Schema Management in Cassandra
Starting with Cassandra 0.7 the schema management in Cassandra is very easy. It is as good as centralized schema management with no SPoF . Typically schema operations involve loading schema initially, making changes to existing schema like adding CF and/or modifying existing CF attributes, and dropping schema elements like CFs and Keyspaces.
There are 3 ways these operations can be performed:
Load schema from cassandra.yaml using schematool or JMX Console: This option can be used to load schema only once. Running it twice in a cluster won't have any impact. So this is good for loading initial schema.
schematool import
OR
JConsole:MBeans->org.apache.cassandra.db->StorageService -> Operations -> loadSchemaFromYAML
Create/Modify schema using Thrift APIs: This provides high flexiibility and good for applications that wish to create/drop Keyspaces and ColumnFamilies on fly. You cannot modify existing ColumnFamilies using the APIs. Refer to
Cassandra Wiki - API for details of the APIs available. Following APIs are available:
describe_keyspace describe_keyspaces system_add_column_family system_drop_column_family system_add_keyspace system_drop_keyspace
Create/Modify schema using cassandra-cli: This is the most flexible option available. It allow practically everything that option #1 and #2 allow collectively. Following commands are supported. You can see the commands by entering "help;" command on cassandra-cli. For details of specific command type "help ;". For eg "help create keyspace;".
Describe keyspace Show list of keyspaces Add a new keyspace with the specified attribute(s) and value(s) Update a keyspace with the specified attribute(s) and value(s) Create a new column family with the specified attribute(s) and value(s) Update a column family with the specified attribute(s) and value(s) Delete a keyspace Delete a column family
Under the hood
The
Cassandra Wiki - Schema Updates describes the operations in good details. Following is the high level summary:
Cassandra uses Schema and Migrations ColumnFamily in system keyspace for maintaining schema and changes to schema respectively. Schema changes done on one node are propagated on other nodes in the cluster Migrations CF tracks individual changes to schema. Schema CF contains reference to the latest version in use Some manual cleanup may be needed if node crashes while schema changes are being applied to the cluster To avoid concurrency issues always push schema changes through one node
Examples
Dropping a Keyspace
Connect to cassandra-cli on a node and run drop keyspace command.

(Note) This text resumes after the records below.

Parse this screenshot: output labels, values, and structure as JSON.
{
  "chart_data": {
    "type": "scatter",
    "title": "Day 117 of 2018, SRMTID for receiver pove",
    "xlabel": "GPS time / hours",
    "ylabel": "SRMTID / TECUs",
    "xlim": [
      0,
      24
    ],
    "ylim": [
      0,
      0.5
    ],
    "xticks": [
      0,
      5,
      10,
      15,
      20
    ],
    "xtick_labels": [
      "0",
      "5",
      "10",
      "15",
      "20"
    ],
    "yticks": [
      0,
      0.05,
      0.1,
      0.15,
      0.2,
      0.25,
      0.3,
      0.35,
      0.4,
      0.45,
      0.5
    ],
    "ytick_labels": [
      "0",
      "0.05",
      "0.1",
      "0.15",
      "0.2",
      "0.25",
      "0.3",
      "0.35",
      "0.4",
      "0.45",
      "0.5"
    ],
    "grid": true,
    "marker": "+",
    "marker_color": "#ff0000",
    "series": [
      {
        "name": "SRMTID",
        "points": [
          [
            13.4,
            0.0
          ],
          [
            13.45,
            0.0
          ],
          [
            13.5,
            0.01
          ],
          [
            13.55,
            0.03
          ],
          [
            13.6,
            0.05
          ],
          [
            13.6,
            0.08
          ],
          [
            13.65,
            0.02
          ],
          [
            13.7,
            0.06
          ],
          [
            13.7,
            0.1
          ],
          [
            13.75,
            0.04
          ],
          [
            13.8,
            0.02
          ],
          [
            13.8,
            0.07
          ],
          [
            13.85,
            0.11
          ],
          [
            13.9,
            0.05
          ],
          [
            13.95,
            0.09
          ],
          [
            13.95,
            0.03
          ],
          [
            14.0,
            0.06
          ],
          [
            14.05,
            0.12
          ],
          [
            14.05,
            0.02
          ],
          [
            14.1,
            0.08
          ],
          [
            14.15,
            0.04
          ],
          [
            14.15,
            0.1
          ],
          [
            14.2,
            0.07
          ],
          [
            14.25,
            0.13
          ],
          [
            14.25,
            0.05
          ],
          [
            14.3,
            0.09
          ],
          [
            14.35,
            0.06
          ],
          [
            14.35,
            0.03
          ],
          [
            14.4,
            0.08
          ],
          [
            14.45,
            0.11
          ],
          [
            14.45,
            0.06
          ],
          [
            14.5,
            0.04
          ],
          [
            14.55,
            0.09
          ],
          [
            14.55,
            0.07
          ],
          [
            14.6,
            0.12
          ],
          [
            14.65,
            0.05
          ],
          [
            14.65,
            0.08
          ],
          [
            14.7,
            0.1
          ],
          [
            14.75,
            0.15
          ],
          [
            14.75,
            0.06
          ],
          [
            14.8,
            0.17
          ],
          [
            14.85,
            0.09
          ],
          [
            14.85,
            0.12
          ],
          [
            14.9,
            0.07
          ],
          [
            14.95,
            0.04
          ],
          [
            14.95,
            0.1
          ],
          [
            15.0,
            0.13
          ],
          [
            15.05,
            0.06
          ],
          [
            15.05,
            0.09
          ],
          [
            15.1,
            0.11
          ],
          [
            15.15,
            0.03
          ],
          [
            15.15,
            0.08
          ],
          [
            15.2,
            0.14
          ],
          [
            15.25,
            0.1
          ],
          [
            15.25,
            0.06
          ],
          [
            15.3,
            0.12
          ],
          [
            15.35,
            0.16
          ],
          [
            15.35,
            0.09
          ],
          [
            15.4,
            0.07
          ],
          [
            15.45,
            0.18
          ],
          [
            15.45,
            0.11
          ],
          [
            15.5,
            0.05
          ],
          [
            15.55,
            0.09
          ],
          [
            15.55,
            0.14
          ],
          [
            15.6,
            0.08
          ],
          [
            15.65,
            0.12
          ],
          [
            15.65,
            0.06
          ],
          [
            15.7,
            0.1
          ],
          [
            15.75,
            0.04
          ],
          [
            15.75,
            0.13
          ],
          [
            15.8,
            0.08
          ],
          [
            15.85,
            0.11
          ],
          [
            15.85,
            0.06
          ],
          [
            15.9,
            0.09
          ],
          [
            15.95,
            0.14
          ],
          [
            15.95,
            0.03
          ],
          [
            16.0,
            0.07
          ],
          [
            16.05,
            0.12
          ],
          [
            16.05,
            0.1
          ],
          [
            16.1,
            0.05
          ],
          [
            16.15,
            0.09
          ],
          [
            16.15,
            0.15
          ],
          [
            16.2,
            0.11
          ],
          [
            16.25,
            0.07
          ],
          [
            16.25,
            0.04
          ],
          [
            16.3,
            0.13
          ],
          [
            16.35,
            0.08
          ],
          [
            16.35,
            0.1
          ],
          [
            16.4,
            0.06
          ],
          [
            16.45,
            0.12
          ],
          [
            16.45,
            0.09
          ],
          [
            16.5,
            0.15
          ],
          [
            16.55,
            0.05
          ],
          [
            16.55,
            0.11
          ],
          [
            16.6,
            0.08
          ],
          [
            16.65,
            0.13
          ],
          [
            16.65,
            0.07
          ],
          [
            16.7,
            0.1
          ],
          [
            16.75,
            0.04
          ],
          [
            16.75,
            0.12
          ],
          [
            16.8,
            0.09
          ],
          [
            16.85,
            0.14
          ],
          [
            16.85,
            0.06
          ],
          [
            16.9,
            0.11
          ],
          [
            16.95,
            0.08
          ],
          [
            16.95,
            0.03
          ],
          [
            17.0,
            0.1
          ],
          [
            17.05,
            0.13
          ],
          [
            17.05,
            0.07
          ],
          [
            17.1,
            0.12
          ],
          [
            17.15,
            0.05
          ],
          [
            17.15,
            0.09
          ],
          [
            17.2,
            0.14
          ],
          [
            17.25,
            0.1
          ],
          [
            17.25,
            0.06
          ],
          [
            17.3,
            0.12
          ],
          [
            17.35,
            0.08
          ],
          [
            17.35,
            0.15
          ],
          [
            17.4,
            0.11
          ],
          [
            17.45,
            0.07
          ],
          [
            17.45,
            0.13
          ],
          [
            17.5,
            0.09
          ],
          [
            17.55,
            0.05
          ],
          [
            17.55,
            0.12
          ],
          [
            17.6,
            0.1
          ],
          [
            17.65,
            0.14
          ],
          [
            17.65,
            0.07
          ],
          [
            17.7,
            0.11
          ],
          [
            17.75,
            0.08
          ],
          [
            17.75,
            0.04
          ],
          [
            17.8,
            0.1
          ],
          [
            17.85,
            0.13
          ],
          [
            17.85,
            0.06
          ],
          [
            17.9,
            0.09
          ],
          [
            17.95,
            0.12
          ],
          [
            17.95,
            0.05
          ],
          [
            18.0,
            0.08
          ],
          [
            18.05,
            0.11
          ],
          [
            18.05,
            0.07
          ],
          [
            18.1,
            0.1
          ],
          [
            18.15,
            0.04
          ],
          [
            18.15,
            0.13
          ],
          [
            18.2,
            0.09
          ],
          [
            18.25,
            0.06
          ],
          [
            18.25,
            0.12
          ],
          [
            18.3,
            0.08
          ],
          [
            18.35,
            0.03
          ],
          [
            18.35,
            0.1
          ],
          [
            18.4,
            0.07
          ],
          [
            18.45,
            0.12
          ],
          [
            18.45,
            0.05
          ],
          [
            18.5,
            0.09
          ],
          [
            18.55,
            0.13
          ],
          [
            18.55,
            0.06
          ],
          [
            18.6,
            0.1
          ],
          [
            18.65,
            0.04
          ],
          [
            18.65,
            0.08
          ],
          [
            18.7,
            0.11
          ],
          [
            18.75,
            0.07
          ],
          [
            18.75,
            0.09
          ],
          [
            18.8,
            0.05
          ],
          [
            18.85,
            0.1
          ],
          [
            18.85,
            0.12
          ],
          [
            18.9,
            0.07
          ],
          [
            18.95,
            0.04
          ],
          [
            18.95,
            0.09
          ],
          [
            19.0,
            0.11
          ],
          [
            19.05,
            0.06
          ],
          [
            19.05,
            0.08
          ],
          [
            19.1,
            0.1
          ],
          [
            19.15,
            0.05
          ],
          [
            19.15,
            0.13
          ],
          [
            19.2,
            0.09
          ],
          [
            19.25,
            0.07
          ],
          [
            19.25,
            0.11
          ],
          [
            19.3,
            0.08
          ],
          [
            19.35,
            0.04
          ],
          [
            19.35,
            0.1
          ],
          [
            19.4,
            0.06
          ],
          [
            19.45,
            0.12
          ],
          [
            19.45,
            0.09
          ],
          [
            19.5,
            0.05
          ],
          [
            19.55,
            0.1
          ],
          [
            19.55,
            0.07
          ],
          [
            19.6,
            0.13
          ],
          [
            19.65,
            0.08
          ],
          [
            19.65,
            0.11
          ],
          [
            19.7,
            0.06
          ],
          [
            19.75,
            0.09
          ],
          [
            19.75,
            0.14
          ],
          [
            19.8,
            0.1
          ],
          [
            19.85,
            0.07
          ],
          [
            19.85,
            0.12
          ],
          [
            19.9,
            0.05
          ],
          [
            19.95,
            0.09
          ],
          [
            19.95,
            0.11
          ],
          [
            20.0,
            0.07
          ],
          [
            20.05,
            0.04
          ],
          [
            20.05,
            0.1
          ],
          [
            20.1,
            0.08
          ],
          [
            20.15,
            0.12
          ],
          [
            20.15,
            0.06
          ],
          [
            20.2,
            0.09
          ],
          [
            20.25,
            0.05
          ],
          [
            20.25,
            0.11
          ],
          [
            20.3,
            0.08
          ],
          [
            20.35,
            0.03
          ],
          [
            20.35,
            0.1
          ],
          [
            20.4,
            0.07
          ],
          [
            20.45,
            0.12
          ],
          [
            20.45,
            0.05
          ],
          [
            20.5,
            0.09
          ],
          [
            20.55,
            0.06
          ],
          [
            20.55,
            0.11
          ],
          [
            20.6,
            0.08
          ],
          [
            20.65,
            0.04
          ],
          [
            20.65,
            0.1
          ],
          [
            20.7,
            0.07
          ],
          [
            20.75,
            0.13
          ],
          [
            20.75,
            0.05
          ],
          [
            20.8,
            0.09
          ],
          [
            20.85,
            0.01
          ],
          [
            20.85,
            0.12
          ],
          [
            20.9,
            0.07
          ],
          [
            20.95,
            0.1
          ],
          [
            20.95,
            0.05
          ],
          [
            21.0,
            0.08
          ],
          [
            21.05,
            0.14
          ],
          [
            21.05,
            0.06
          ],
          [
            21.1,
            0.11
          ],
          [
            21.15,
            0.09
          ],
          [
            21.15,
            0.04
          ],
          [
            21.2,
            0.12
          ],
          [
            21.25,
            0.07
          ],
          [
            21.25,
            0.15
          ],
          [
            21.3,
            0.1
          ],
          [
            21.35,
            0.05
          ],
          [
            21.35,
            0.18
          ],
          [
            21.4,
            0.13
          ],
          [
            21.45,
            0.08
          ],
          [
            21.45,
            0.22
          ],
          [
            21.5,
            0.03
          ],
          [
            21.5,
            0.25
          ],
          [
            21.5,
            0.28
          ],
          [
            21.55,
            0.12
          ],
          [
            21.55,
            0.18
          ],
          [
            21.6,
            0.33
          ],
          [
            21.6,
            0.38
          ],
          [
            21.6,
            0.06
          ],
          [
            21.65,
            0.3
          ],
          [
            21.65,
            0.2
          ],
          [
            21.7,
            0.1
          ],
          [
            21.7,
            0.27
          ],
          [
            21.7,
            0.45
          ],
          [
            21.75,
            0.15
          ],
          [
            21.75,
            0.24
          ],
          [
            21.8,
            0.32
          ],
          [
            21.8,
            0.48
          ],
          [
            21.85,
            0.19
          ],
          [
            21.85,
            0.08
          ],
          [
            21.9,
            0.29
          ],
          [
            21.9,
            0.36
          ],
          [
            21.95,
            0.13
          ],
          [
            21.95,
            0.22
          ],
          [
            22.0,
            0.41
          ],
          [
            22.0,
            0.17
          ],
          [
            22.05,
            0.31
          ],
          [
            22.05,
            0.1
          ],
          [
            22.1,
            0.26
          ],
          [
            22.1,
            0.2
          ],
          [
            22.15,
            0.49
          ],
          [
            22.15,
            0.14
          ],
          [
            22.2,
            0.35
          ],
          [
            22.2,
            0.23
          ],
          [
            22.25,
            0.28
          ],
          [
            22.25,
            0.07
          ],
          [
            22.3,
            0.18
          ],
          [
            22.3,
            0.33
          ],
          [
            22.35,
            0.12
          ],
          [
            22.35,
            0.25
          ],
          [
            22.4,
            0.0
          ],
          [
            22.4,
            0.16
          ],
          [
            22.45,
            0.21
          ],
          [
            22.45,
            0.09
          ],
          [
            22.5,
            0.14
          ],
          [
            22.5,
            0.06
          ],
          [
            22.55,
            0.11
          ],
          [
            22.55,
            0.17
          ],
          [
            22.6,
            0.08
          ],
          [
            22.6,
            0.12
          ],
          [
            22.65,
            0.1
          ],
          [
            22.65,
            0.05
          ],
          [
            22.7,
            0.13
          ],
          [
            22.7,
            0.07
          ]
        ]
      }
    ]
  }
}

[root@rwc-sb6240-1 bin]# ./cassandra-cli
Welcome to cassandra CLI.
Type 'help;' or '?' for help. Type 'quit;' or 'exit;' to quit.
[default@unknown] drop keyspace KeyspaceMigration;
5fba3f1f-4a82-11e0-b8ee-f90f8a3f5e1f
[default@unknown] exit;
[root@rwc-sb6240-1 bin]# Connected to: "NarenCluster072" on 20.17.221.19/9160 [default@unknown] connect 20.17.221.19/9160;
The logs on the node will show following events (DEBUG MODE)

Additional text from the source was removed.